The waters of the Persian Gulf are among the most saline in the world, as well as among the warmest. Corals live in water that is between 23 °C and 28 °C but in the UAE water temperatures go as high as 35 °C in summer.

Bu Tinah Island is one of the 28 official finalists for the “New 7 Wonders of Nature.”

==Flora and fauna==
Bu Tinah's thriving habitat is a unique living laboratory, with key significance for climate change research.

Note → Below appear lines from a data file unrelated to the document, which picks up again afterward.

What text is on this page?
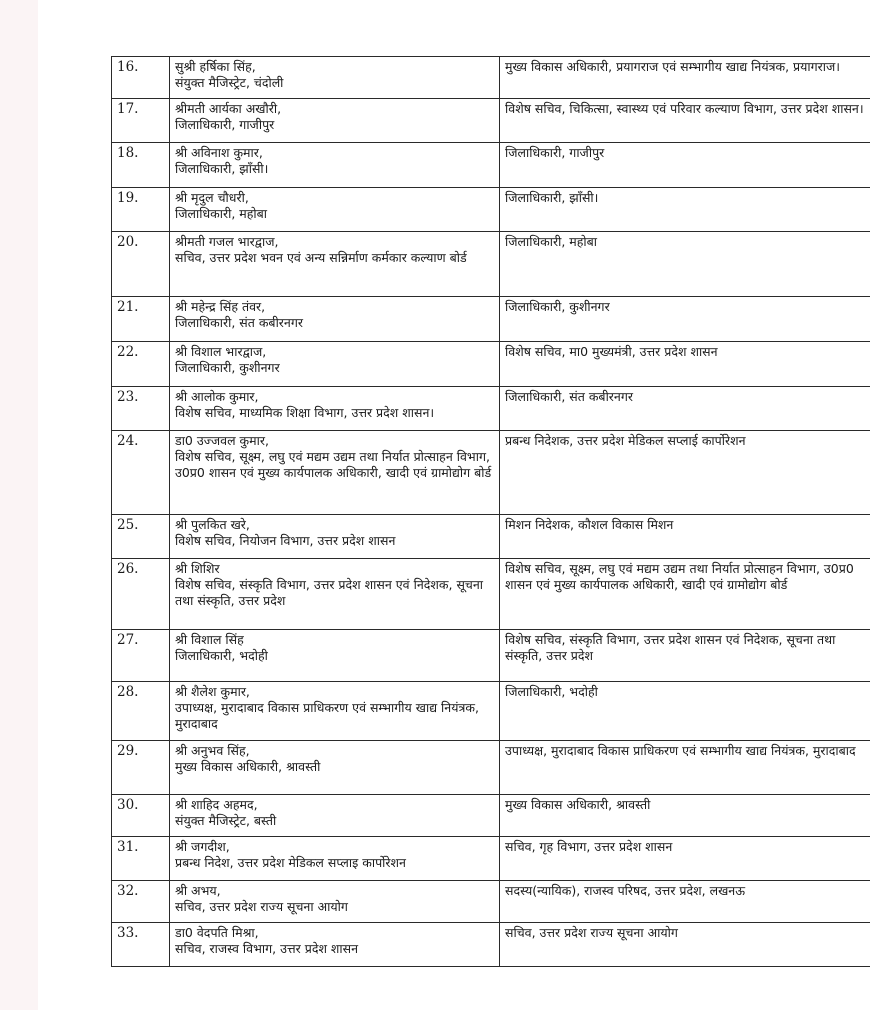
16.	सुश्री हर्षिका सिंह,
संयुक्त मैजिस्ट्रेट, चंदोली	मुख्य विकास अधिकारी, प्रयागराज एवं सम्भागीय खाद्य नियंत्रक, प्रयागराज।
17.	श्रीमती आर्यका अखौरी,
जिलाधिकारी, गाजीपुर	विशेष सचिव, चिकित्सा, स्वास्थ्य एवं परिवार कल्याण विभाग, उत्तर प्रदेश शासन।
18.	श्री अविनाश कुमार,
जिलाधिकारी, झाँसी।	जिलाधिकारी, गाजीपुर
19.	श्री मृदुल चौधरी,
जिलाधिकारी, महोबा	जिलाधिकारी, झाँसी।
20.	श्रीमती गजल भारद्वाज,
सचिव, उत्तर प्रदेश भवन एवं अन्य सन्निर्माण कर्मकार कल्याण बोर्ड	जिलाधिकारी, महोबा
21.	श्री महेन्द्र सिंह तंवर,
जिलाधिकारी, संत कबीरनगर	जिलाधिकारी, कुशीनगर
22.	श्री विशाल भारद्वाज,
जिलाधिकारी, कुशीनगर	विशेष सचिव, मा0 मुख्यमंत्री, उत्तर प्रदेश शासन
23.	श्री आलोक कुमार,
विशेष सचिव, माध्यमिक शिक्षा विभाग, उत्तर प्रदेश शासन।	जिलाधिकारी, संत कबीरनगर
24.	डा0 उज्जवल कुमार,
विशेष सचिव, सूक्ष्म, लघु एवं मद्यम उद्यम तथा निर्यात प्रोत्साहन विभाग, उ0प्र0 शासन एवं मुख्य कार्यपालक अधिकारी, खादी एवं ग्रामोद्योग बोर्ड	प्रबन्ध निदेशक, उत्तर प्रदेश मेडिकल सप्लाई कार्पोरेशन
25.	श्री पुलकित खरे,
विशेष सचिव, नियोजन विभाग, उत्तर प्रदेश शासन	मिशन निदेशक, कौशल विकास मिशन
26.	श्री शिशिर
विशेष सचिव, संस्कृति विभाग, उत्तर प्रदेश शासन एवं निदेशक, सूचना तथा संस्कृति, उत्तर प्रदेश	विशेष सचिव, सूक्ष्म, लघु एवं मद्यम उद्यम तथा निर्यात प्रोत्साहन विभाग, उ0प्र0 शासन एवं मुख्य कार्यपालक अधिकारी, खादी एवं ग्रामोद्योग बोर्ड
27.	श्री विशाल सिंह
जिलाधिकारी, भदोही	विशेष सचिव, संस्कृति विभाग, उत्तर प्रदेश शासन एवं निदेशक, सूचना तथा संस्कृति, उत्तर प्रदेश
28.	श्री शैलेश कुमार,
उपाध्यक्ष, मुरादाबाद विकास प्राधिकरण एवं सम्भागीय खाद्य नियंत्रक, मुरादाबाद	जिलाधिकारी, भदोही
29.	श्री अनुभव सिंह,
मुख्य विकास अधिकारी, श्रावस्ती	उपाध्यक्ष, मुरादाबाद विकास प्राधिकरण एवं सम्भागीय खाद्य नियंत्रक, मुरादाबाद
30.	श्री शाहिद अहमद,
संयुक्त मैजिस्ट्रेट, बस्ती	मुख्य विकास अधिकारी, श्रावस्ती
31.	श्री जगदीश,
प्रबन्ध निदेश, उत्तर प्रदेश मेडिकल सप्लाइ कार्पोरेशन	सचिव, गृह विभाग, उत्तर प्रदेश शासन
32.	श्री अभय,
सचिव, उत्तर प्रदेश राज्य सूचना आयोग	सदस्य(न्यायिक), राजस्व परिषद, उत्तर प्रदेश, लखनऊ
33.	डा0 वेदपति मिश्रा,
सचिव, राजस्व विभाग, उत्तर प्रदेश शासन	सचिव, उत्तर प्रदेश राज्य सूचना आयोग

This distinctive natural habitat with its shallow waters, seagrass beds and tall mangroves, set amid extensive coral reefs, hosts rare and globally endangered marine life. Seabirds such as the flamingo and the osprey, diverse species of dolphins, including the endangered Indian Ocean Humpback Dolphin, and the rare hawksbill turtle are found in Bu Tinah. The island's waters are also home to the planet's second-largest population of dugong, a large marine mammal that is globally threatened. Some 600 out of the estimated 3,000 dugongs in the country live in the waters around Bu Tinah and the creatures are listed as a species vulnerable to extinction by the IUCN. This precious natural resource is part of the largest protected area in Abu Dhabi. Its significant coral community and the health of its habitats and species despite its high temperature and salinity levels make the island of keen scientific interest.

===Green turtles===
In 2018 a team of Environment Agency - Abu Dhabi and Emirates Nature - WWF marine scientists satellite tagged a number of Green sea turtles at Bu Tinah. In a first for science in the region, three of the tagged turtles were mapped swimming more than 6000 km over the course of seven months, travelling around the Musandam Peninsula through the Strait of Hormuz to Ras al Hadd (near the eastern tip of the Arabian Peninsula, Ras al-Jinz) in Oman to nest, and back to Bu Tinah. The study shows previously unknown linkages between Green sea turtles in the UAE and Oman. Bu Tinah features in the Environment Agency - Abu Dhabi documentary Wild Abu Dhabi: The Turtles of Al Dhafra, which won a finalist award at the New York Festival TV and Film Awards in the Nature & Wildlife documentary category.

===Important Bird Area===
The archipelago has been designated an Important Bird Area (IBA) by BirdLife International because it supports breeding Socotra cormorants and wintering Siberian sand plovers.